The mainstay of treatment of subretinal abscess is antibiotic therapy by systemic and/or intravitreal route with or without vitrectomy.6 In a systematic review by Jackson et al.,6 of all cases of endogenous bacterial endophthalmitis reported between 2001 and 2012 consisting of 75 patients (80 eyes), 36% eyes received systemic and intravitreal antibiotics, 20% received systemic and intravitreal antibiotics and vitrectomy, 10% received only intravitreal antibiotics, while 11% received treatment with systemic antibiotics alone. In our patient vision improved steadily with systemic antibiotic therapy alone. Improvements in vision were noted by day 7 of hospital stay hence intravitreal antibiotics were deferred.
The initial and subsequent antibiotic treatment for staphylococcal infection given to our patient was as per current standard guidelines.9 There are reports that linezolid or clindamycin can suppress PVL toxin production in vitro.10 However, in our patient the presence of PVL was only speculated. There is also a role for IV immunoglobulin in the management of PVL-related necrotising pneumonia in cases of presence of septic shock.

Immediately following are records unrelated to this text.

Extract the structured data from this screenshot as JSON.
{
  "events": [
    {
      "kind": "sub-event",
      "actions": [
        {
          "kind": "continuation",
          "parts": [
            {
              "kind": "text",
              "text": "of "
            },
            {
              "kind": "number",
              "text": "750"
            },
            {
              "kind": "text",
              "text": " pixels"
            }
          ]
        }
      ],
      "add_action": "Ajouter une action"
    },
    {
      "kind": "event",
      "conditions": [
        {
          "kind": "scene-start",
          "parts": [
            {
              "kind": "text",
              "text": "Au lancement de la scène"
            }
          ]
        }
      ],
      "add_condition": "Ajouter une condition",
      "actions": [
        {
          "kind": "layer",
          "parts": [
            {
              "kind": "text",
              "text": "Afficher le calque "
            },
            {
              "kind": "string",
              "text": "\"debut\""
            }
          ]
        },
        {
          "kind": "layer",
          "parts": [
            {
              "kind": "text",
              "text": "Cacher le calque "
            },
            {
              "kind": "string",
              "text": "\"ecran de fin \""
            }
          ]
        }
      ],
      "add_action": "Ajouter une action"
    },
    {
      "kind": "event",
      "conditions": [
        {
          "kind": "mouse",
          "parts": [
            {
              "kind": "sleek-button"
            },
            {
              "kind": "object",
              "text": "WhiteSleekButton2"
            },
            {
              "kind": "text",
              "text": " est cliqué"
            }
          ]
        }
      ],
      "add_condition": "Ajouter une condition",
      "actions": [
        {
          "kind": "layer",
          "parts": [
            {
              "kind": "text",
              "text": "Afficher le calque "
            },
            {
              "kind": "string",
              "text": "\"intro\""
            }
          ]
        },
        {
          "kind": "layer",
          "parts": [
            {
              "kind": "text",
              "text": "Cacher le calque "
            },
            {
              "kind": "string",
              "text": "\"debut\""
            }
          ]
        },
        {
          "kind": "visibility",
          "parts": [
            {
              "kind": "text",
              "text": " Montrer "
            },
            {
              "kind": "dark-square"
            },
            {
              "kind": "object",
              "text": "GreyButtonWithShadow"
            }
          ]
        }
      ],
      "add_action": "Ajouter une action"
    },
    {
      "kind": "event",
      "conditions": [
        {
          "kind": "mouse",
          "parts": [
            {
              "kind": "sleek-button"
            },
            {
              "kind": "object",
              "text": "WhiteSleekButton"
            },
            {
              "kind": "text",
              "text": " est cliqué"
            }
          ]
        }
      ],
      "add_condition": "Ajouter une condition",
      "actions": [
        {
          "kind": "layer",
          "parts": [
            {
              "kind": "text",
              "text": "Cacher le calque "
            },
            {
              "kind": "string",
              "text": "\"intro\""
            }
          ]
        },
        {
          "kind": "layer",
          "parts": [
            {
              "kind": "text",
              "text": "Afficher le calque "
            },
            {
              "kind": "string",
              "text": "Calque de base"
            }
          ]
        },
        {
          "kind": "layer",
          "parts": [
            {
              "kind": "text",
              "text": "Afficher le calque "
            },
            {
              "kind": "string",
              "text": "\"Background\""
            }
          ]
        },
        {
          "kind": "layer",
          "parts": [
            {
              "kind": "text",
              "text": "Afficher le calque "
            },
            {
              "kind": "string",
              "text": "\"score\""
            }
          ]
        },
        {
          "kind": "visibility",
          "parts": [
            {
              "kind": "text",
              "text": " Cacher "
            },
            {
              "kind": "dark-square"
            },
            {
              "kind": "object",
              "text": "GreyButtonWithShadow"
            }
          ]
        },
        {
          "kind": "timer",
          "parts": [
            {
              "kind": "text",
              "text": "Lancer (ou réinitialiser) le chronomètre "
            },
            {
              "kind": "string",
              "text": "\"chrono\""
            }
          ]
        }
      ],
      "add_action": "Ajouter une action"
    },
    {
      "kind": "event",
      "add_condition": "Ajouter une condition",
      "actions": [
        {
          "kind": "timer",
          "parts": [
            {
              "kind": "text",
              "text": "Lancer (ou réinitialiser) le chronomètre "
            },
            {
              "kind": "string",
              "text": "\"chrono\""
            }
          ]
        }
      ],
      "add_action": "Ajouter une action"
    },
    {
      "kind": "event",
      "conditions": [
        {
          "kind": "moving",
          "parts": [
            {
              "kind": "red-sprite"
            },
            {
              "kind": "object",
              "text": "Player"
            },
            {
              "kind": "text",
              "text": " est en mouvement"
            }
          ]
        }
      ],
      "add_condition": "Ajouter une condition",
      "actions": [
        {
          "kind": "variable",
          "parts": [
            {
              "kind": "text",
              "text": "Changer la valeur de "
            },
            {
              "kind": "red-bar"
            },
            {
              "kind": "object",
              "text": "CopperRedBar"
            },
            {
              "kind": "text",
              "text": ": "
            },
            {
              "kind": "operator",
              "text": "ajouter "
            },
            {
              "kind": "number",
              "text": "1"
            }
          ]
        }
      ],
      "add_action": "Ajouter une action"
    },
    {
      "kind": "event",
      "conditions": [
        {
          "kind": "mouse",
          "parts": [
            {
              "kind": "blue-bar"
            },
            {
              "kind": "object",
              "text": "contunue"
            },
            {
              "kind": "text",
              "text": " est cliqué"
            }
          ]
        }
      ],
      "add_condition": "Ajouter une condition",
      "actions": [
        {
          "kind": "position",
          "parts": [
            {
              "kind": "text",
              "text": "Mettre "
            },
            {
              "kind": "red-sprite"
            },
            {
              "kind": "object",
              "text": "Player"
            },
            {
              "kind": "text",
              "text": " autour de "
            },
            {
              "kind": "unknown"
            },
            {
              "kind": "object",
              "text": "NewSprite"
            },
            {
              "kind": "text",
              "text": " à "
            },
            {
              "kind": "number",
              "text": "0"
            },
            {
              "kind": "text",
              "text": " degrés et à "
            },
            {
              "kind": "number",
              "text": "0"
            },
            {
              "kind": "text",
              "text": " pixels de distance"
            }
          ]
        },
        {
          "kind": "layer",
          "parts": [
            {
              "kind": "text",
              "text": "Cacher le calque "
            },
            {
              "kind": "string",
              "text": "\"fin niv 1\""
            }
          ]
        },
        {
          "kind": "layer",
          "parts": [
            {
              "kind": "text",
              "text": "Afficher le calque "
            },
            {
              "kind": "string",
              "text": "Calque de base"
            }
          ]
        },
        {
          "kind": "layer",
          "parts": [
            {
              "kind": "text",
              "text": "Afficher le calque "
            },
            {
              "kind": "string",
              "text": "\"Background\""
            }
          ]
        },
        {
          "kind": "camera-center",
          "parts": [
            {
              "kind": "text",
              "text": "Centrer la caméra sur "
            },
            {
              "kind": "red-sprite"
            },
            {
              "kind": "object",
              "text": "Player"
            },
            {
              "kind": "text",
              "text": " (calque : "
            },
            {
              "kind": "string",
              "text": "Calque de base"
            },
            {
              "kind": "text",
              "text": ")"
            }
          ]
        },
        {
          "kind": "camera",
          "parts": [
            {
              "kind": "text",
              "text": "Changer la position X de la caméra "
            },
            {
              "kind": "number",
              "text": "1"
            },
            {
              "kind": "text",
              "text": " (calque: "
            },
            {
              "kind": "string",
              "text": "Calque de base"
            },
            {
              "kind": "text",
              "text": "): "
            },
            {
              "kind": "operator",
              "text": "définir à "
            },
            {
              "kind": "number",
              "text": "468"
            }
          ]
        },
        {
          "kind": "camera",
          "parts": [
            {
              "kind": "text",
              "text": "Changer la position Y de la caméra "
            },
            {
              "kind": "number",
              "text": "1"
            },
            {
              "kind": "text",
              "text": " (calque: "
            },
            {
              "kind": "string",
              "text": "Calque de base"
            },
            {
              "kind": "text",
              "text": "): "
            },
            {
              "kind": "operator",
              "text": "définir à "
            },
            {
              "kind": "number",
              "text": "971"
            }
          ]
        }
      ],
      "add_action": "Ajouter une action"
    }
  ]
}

Enoxaparin was given for only 7 days as the DVT was infection related, and imaging had shown resolution of the clot, hence we believed that antibiotics alone would suffice in management, akin to the management of infection-related cavernous sinus thrombosis.11 The 2012 American College of Chest Physicians guidelines for management of venous thromboembolism does not specifically mention duration of anticoagulation treatment of infection/sepsis-associated DVT.12 The decision to discontinue enoxaparin was because we believed that the DVT was infection related, the thrombus had resolved hence aggressive anticoagulation was not warranted. In a review of nine children who had thrombosis associated with osteomyelitis due to MRSA, the anticoagulation regime was individualised. Of these nine children one did not receive anticoagulation.13
Conclusion
We presented a case of community-acquired disseminated MSSA infection (probable PVL producing S. aureus) with subretinal abscess where good overall and visual recovery was likely because of early and appropriate antibiotic therapy. A formal ophthalmological examination is important in patients with sepsis with visual complaints in order not to miss this sight-threatening complication of staphylococcal sepsis.